On 19/02/16 14:53, vastik.spbm@yahoo wrote:
> Dear all,
>
> I will explain my problem.
> My ISP decided to fight with torrents DHT and changed udp nat
> translation timeout to 5 seconds.
> What does it mean. It means that if udp packet won't return from
> destination within 5 seconds NAT wont create a new rule and wont allow
> any other packets goes back to source. To create nat rule the first
> packet has to return with in 5 seconds, and it doesn't matter if other
> packet will follow the first one, the rest can return much later, but
> first one has to return within 5 seconds.
>
> Right now my client cant connect to any nodes at all. This is initial
> connection, when I start my client.
> And this can be done by any of ISPs, it is not very difficult and ISP
> doesn't brake anything, because UDP exists and enabled.
> Freenet wont work this way.
>
>
> Therefore, please:
> You need to improve node behavior - it has to replay nearly
> immediately after a node receives an attempt to initiate a connection
> from a client.
> It doesn't mean that node will keep it up, node can reject this
> connection late, or just ignore any other packets from client, but not
> the first one.
>
> Sorry, English is not my native language to me, so if you need more
> details or log file from tcpdump, just ask.
> I use freenet a lot and would like to continue to use it.
>
I believe Freenet does reply more or less immediately to a connection
request. Did your node manage to connect to any seednodes? Have you
tried connecting to darknet nodes outside the problematic network?

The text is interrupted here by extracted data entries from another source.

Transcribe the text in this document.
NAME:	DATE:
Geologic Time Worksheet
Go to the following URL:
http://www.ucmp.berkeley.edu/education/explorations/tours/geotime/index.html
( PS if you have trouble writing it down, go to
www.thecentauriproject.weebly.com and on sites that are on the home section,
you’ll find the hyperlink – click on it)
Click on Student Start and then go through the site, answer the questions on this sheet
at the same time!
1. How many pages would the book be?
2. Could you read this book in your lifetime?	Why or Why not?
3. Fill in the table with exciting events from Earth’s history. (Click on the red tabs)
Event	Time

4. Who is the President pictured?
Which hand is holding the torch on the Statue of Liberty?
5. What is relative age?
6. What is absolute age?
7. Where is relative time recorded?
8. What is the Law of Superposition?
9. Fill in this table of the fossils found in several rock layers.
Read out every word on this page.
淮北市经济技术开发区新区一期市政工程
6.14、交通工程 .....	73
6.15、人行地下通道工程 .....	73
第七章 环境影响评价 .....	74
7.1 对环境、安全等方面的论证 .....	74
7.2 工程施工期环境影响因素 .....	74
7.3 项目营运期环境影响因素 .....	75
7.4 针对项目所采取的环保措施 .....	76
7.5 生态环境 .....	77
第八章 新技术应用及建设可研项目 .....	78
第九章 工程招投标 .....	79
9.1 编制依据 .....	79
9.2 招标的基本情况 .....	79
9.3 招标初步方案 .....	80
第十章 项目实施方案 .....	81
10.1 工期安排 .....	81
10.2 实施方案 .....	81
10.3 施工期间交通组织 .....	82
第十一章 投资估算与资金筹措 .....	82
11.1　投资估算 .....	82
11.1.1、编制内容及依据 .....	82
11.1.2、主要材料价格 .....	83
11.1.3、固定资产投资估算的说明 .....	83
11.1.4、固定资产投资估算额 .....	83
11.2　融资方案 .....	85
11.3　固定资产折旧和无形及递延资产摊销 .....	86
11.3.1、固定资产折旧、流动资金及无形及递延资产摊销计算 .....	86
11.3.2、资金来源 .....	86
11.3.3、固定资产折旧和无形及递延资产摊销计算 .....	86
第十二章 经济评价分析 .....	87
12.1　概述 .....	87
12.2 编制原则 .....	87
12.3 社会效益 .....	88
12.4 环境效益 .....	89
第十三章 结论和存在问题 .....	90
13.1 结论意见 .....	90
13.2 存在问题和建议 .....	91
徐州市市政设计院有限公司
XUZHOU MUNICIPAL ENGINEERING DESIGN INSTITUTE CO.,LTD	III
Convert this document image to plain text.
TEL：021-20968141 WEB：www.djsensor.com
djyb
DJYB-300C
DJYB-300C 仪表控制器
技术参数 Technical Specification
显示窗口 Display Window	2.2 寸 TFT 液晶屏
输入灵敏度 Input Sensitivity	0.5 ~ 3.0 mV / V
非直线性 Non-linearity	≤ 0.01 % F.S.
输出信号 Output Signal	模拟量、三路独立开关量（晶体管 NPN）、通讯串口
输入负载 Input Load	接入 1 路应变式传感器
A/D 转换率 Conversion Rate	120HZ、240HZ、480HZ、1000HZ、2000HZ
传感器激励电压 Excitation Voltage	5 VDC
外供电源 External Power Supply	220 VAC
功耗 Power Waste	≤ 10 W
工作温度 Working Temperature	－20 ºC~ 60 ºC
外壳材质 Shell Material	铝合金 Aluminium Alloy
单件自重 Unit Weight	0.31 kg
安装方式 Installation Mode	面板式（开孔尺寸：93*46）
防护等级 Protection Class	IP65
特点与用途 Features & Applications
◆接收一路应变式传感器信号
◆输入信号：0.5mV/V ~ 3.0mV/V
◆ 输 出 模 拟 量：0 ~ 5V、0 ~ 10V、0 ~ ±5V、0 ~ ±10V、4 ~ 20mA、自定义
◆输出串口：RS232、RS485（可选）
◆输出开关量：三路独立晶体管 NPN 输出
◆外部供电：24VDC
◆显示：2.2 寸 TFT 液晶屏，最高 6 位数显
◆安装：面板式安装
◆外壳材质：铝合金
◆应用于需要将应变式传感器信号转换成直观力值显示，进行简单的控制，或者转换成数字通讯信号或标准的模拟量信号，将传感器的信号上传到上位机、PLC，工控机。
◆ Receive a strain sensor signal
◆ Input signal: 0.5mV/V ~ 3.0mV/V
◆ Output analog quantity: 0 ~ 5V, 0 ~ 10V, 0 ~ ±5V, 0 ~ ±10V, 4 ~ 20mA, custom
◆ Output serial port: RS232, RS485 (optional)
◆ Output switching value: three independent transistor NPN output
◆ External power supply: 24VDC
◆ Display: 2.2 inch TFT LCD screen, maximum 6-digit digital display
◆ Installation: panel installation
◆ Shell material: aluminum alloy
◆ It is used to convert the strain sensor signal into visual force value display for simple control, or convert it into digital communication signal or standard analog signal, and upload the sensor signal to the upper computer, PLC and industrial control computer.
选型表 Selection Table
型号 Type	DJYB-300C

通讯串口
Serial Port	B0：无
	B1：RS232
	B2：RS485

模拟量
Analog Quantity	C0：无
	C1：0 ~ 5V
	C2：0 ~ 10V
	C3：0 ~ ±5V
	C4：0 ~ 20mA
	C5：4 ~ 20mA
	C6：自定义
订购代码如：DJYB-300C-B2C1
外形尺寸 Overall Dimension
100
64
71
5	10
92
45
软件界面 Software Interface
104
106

It might be losing connections to seednodes once it's established them.
Currently on an idle connection we send keepalive packets only every
7-14 seconds (see the constant KEEPALIVE_INTERVAL in Node.java, you
could just reduce this to say 2 seconds). Another possibility for
darknet would be to ensure there is always traffic e.g. by sending files
using the node-to-node messaging.

However, there are two further problems:

1. Some NATs will break Freenet no matter what we do. E.g. if they use a
different port number for each connection, UDP hole punching usually
won't work, at least not if the other side is also NATed.

2. It's actually fairly straightforward to block Freenet at present. The
trivial attack is to block large UDP packets, but there are other
options. In the long run with steganographic transports this would be
harder, but still easy with traffic flow analysis (depending on how much
of a problem false positives are i.e. blocking other traffic by accident).